Blitzen Trapper: Wild and Reckless

Blitzen Trapper: Wild and Reckless

Blitzen Trapper’s new album Wild & Reckless is a passable collection of weathered folk- and country-rock jams. That’s the Blitzen Trapper way. It was true of their last album, 2015’s All Across This Land. And it was true of the one before that, 2013’s VII. You can say the same thing about almost all of this capable Portland band’s full-lengths, going way back to its spectacular peak, 2007’s Wild Mountain Nation and 2008’s Furr.

In fact, songwriter Eric Earley and his mates are so consistent in sound, it’s hard to believe they once a spastic bunch of genre-hoppers and noise-makers. The earliest Blitzen Trapper releases, in the early 2000s, were restless and experimental, with fuzz-rock and tape warp and weird blues and lo-fi twang all coexisting in harmony. Back then, the band sounded like Wowee Zowee-era Pavement, if Pavement had gravitated more toward Neil Young than The Fall.

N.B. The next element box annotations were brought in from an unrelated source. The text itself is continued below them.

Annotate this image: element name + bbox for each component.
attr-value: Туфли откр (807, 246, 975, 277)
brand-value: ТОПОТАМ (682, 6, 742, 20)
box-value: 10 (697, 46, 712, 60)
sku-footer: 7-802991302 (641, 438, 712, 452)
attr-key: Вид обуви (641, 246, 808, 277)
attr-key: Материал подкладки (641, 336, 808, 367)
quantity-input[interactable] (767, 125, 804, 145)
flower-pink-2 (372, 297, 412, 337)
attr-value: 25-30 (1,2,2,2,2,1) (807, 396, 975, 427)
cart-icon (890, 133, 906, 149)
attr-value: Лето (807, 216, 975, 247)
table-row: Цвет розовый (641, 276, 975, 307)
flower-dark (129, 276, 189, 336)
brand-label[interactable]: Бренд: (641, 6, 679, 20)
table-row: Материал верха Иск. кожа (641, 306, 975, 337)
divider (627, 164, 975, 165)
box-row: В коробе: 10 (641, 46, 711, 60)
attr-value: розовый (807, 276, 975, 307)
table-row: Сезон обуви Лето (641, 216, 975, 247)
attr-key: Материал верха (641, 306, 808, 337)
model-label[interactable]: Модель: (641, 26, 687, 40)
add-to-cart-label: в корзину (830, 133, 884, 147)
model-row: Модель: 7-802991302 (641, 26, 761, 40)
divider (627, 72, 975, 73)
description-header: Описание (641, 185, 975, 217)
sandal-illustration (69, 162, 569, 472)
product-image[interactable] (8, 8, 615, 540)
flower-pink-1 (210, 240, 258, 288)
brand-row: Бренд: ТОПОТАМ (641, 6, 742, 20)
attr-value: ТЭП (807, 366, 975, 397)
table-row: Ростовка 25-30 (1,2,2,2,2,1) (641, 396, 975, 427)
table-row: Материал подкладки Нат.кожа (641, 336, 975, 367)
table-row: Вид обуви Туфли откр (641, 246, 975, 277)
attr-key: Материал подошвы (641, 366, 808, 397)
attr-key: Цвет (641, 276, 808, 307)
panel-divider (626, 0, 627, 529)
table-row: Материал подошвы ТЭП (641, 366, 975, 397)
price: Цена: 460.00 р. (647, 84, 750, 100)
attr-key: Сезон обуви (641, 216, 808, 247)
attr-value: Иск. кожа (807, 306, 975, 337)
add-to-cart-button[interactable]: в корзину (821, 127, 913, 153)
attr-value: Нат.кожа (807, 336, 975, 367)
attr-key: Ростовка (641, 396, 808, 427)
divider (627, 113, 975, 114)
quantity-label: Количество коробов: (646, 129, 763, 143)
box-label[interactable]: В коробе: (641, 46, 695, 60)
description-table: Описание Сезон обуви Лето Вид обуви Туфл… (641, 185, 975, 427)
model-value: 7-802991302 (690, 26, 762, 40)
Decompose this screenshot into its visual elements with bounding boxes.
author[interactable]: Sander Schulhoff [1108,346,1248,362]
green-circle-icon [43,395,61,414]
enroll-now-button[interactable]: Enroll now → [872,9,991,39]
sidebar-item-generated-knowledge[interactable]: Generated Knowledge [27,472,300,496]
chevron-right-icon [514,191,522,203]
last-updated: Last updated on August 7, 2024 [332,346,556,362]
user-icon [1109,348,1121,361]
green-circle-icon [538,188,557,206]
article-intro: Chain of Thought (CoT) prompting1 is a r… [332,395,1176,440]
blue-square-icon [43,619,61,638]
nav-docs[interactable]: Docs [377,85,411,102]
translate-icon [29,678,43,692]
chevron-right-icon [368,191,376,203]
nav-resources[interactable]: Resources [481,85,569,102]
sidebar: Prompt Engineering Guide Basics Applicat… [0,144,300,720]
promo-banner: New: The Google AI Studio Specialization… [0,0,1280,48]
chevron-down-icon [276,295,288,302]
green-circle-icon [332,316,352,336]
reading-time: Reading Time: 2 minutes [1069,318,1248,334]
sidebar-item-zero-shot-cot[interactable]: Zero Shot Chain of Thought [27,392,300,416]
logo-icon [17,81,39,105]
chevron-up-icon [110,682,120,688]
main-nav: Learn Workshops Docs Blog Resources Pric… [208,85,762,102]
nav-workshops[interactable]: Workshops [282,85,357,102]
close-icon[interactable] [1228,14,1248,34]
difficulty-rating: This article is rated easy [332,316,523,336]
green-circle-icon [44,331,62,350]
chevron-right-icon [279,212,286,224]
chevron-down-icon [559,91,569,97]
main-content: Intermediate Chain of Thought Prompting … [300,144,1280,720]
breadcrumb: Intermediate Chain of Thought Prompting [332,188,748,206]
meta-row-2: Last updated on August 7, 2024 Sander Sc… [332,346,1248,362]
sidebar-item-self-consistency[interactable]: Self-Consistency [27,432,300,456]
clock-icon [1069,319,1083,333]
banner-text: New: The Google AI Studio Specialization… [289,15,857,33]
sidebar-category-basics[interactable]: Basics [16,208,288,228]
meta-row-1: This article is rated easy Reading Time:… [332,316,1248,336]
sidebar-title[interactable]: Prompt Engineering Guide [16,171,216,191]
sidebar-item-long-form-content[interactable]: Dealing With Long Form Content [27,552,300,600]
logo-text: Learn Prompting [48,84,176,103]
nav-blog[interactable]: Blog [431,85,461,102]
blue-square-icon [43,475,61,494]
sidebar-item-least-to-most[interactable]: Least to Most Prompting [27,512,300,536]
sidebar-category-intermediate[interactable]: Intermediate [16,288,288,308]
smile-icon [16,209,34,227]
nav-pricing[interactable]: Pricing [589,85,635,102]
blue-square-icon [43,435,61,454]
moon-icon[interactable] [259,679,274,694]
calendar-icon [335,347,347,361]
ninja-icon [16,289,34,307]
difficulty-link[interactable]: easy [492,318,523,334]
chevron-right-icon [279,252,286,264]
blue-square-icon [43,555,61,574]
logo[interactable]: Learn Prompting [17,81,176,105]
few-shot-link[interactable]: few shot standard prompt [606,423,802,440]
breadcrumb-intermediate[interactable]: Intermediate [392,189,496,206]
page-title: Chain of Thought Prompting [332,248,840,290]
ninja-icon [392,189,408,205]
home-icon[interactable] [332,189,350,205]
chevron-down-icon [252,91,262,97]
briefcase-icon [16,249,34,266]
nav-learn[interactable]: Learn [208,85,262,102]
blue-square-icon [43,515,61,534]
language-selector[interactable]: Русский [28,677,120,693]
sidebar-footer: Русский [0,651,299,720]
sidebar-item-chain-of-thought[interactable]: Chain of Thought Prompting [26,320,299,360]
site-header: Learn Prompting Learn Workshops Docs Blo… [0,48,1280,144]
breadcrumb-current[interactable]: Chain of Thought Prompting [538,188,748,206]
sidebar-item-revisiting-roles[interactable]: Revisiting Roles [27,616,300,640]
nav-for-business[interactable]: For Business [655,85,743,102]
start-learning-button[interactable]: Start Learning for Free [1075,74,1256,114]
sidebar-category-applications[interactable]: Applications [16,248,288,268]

I miss that spirit in Blitzen Trapper.

It pops its head up here and there on Wild & Reckless. You can hear it in the song “No Man’s Land,” which begins with 90 seconds of sampled, sometimes backmasked spoken word about meteor impacts and electromagnetism as noise drones and swirls in the background. Eventually, the song blossoms into an airy, likeable chorus entangled in psychedelic guitars. It’d be the album’s strongest rocker if not for the title track, a hard-driving tune that sounds like The Who gone rootsy. It has a cool, symphonic middle section that stands as one of the album’s most inspired micro-moments.

The album’s other highlights are the ones that sound most like Earley and the band’s recent foray into theater. Earlier this year, they staged a rock opera about love, science fiction and the golden era of Portland, and they called it Wild & Reckless. On the album of the same name, “Forever Pt. 1” and “Forever Pt. 2” use lush piano and strings, Beach Boys harmonies, robot voices and space bleeps ‘n’ bloops to echo the feel of the theater piece. And closing track “Wind Don’t Always Blow” has its own breezy, celestial vibe that’s reinforced by gleaming keys, shimmering synths and cozy harmonica. The album ends on a strong note.

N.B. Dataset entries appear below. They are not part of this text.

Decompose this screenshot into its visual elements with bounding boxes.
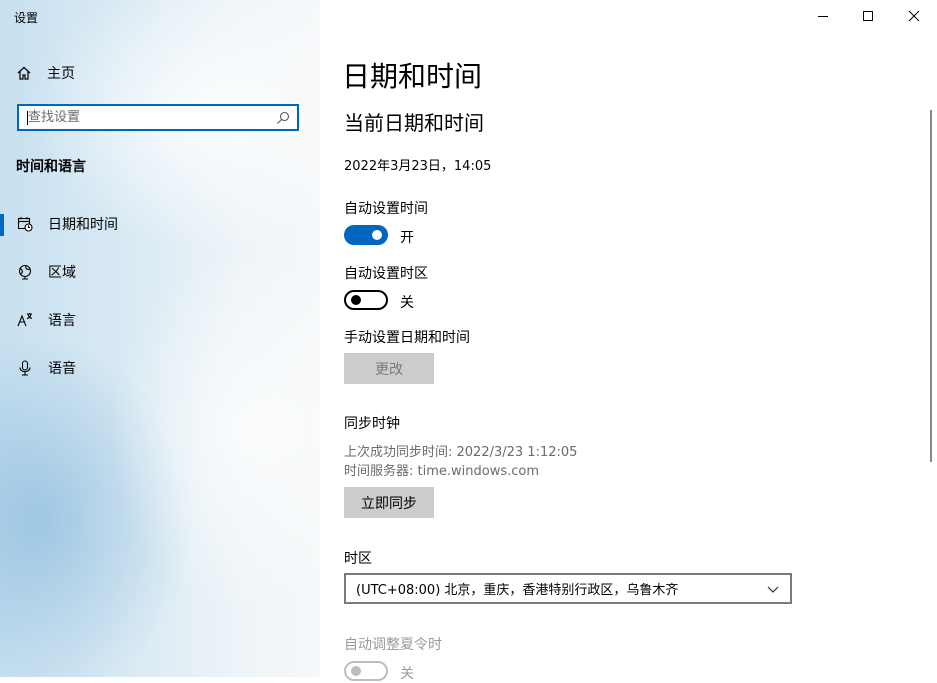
auto-timezone-state: 关 [400,295,414,311]
chevron-down-icon [767,586,779,593]
toggle-knob [351,295,361,305]
sidebar-item-label: 日期和时间 [48,217,118,233]
minimize-icon[interactable] [813,6,833,26]
search-input[interactable] [19,106,276,129]
manual-datetime-label: 手动设置日期和时间 [344,330,470,346]
sidebar-item-speech[interactable]: 语音 [0,348,320,388]
close-icon[interactable] [904,6,924,26]
auto-timezone-toggle[interactable] [344,290,388,310]
toggle-knob [351,666,361,676]
search-icon[interactable] [276,111,290,125]
sync-clock-heading: 同步时钟 [344,416,400,432]
dst-label: 自动调整夏令时 [344,637,442,653]
sidebar-item-label: 语音 [48,361,76,377]
dst-toggle[interactable] [344,661,388,681]
maximize-icon[interactable] [858,6,878,26]
auto-time-state: 开 [400,230,414,246]
scrollbar[interactable] [930,110,932,462]
globe-icon [17,264,33,280]
time-server-text: 时间服务器: time.windows.com [344,464,540,479]
sync-now-button[interactable]: 立即同步 [344,487,434,518]
last-sync-text: 上次成功同步时间: 2022/3/23 1:12:05 [344,445,578,460]
home-icon [17,66,31,80]
section-title: 时间和语言 [16,159,86,175]
text-cursor [27,111,28,125]
sidebar-item-label: 区域 [48,265,76,281]
auto-timezone-label: 自动设置时区 [344,266,428,282]
microphone-icon [17,360,33,376]
timezone-select[interactable]: (UTC+08:00) 北京，重庆，香港特别行政区，乌鲁木齐 [344,573,792,604]
language-icon [17,312,33,328]
home-nav-item[interactable]: 主页 [16,62,75,84]
sidebar-item-label: 语言 [48,313,76,329]
page-title: 日期和时间 [342,60,483,93]
timezone-value: (UTC+08:00) 北京，重庆，香港特别行政区，乌鲁木齐 [356,583,679,598]
sidebar-item-language[interactable]: 语言 [0,300,320,340]
toggle-knob [372,230,382,240]
dst-state: 关 [400,666,414,682]
change-button[interactable]: 更改 [344,353,434,384]
timezone-label: 时区 [344,551,372,567]
sidebar-item-date-time[interactable]: 日期和时间 [0,204,320,244]
calendar-clock-icon [17,216,33,232]
current-datetime-value: 2022年3月23日，14:05 [344,159,492,174]
main-panel: 日期和时间 当前日期和时间 2022年3月23日，14:05 自动设置时间 开 … [320,0,937,682]
auto-time-toggle[interactable] [344,225,388,245]
window-title: 设置 [14,11,39,25]
auto-time-label: 自动设置时间 [344,201,428,217]
search-box[interactable] [17,104,299,131]
sidebar: 设置 主页 时间和语言 日期和时间 区域 [0,0,320,677]
current-datetime-heading: 当前日期和时间 [344,111,484,135]
sidebar-item-region[interactable]: 区域 [0,252,320,292]
home-label: 主页 [47,66,75,82]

But too much of Wild & Reckless sounds like Blitzen Trapper treading water. “Rebel” opens the album with the band’s familiar loping pace and acoustic strum. “Joanna” is a sparsely arranged folk song that lifts its melody from an old Christian hymn called “Blessed Assurance.” And things really bog down in the middle, where songs like “Stolen Hearts” and “Love Live On” and “Baby Won’t You Turn Me On” seem to revisit some of Earley’s well-worn melodic ideas. These songs aren’t necessarily bad, they’re just hard to get excited about. If you’ve listened to much Blitzen Trapper, you’ve pretty much heard them before.

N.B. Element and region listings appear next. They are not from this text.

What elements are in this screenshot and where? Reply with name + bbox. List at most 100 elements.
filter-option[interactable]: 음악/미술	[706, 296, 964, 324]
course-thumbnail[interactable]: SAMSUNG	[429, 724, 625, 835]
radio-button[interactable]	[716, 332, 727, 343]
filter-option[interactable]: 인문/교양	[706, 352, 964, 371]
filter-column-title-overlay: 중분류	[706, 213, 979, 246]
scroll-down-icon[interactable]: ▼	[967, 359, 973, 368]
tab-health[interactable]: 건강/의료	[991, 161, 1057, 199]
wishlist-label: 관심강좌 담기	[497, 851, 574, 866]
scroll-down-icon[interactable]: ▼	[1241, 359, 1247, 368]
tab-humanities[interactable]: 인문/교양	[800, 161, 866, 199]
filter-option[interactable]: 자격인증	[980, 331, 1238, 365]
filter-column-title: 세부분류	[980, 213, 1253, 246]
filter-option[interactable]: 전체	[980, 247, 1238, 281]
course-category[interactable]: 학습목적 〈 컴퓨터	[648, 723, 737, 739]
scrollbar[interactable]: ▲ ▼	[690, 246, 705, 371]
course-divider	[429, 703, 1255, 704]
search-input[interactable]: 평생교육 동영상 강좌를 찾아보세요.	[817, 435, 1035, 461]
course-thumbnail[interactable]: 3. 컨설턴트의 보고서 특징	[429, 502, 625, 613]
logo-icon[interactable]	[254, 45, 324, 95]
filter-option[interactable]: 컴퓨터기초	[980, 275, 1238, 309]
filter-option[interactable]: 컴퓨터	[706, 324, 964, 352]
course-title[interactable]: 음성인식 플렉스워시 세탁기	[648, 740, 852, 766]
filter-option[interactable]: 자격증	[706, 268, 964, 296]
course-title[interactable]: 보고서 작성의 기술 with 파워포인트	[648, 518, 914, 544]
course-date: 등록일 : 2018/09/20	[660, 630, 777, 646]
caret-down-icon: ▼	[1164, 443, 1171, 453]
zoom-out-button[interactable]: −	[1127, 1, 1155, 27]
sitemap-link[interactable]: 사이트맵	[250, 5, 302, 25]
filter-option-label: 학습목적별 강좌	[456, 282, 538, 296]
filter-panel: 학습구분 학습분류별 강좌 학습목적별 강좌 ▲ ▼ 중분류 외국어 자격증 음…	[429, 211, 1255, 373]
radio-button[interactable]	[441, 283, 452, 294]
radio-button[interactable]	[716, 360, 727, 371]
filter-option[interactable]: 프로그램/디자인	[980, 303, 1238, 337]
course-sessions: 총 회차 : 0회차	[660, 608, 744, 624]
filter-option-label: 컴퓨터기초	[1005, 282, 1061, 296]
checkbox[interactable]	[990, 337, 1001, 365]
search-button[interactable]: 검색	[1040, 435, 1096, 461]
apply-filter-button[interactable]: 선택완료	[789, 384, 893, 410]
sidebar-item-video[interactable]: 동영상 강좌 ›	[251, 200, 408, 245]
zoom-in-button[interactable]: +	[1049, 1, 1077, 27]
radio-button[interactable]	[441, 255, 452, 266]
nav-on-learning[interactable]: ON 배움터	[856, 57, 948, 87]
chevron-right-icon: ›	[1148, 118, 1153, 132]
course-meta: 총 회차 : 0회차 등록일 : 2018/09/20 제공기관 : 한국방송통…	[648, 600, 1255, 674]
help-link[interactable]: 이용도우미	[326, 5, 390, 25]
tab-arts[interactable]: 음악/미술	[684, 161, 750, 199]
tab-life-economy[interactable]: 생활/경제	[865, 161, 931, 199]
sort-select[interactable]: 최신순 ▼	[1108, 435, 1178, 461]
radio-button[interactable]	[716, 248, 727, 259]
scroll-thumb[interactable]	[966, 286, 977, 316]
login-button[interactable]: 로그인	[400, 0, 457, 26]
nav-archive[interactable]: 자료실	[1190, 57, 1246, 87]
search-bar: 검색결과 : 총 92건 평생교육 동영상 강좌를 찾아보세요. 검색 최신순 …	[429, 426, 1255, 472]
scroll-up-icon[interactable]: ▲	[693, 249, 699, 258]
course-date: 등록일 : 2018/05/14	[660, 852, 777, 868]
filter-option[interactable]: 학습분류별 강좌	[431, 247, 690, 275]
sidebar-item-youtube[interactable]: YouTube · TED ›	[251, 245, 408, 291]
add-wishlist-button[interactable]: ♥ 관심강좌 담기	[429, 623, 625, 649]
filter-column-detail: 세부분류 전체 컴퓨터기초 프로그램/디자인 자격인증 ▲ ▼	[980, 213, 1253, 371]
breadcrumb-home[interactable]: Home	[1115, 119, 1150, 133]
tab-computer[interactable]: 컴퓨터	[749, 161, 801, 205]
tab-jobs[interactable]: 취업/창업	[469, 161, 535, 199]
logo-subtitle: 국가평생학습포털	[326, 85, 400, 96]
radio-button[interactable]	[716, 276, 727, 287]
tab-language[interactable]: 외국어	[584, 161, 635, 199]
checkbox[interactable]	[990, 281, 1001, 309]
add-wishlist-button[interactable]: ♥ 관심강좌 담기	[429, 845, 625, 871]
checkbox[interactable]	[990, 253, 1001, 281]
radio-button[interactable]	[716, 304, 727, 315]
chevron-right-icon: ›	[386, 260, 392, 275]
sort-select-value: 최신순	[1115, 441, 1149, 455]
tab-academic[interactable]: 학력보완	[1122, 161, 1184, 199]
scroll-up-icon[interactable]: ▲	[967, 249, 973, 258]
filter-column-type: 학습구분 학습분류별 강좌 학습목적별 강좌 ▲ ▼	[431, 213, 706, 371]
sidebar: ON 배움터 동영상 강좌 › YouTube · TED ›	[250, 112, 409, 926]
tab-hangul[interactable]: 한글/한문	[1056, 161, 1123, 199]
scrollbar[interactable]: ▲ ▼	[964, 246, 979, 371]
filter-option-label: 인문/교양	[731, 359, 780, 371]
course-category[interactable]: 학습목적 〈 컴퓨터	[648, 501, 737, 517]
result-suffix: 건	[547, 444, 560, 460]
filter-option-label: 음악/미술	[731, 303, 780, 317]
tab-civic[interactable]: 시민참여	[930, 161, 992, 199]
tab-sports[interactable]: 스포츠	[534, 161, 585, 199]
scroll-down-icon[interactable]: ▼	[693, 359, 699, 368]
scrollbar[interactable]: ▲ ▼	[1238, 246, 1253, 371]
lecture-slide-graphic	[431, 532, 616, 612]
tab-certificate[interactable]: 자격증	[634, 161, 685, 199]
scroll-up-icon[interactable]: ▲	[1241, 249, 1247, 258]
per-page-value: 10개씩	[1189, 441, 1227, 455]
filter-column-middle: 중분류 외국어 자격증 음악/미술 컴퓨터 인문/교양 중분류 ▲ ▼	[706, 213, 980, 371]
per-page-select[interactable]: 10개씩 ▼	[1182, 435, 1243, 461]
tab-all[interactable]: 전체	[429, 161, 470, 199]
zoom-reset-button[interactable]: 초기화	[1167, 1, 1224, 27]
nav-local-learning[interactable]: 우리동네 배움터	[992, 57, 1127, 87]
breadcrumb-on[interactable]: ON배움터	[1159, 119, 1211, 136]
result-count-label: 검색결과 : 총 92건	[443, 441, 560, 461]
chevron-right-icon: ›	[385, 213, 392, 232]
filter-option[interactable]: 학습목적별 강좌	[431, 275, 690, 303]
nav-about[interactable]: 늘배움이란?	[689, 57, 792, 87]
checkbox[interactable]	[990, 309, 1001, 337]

There’s a narrative that runs through Wild & Reckless about a young couple, drugs, running from the law, dystopian something or other … I don’t know, I couldn’t hang with the songs long enough to piece it all together. But kudos to Blitzen Trapper for trying to shake off the mid-career routine by experimenting with new storytelling techniques. Wild & Reckless takes a couple steps in the right direction. This band’s optimum path, however, is still several steps away.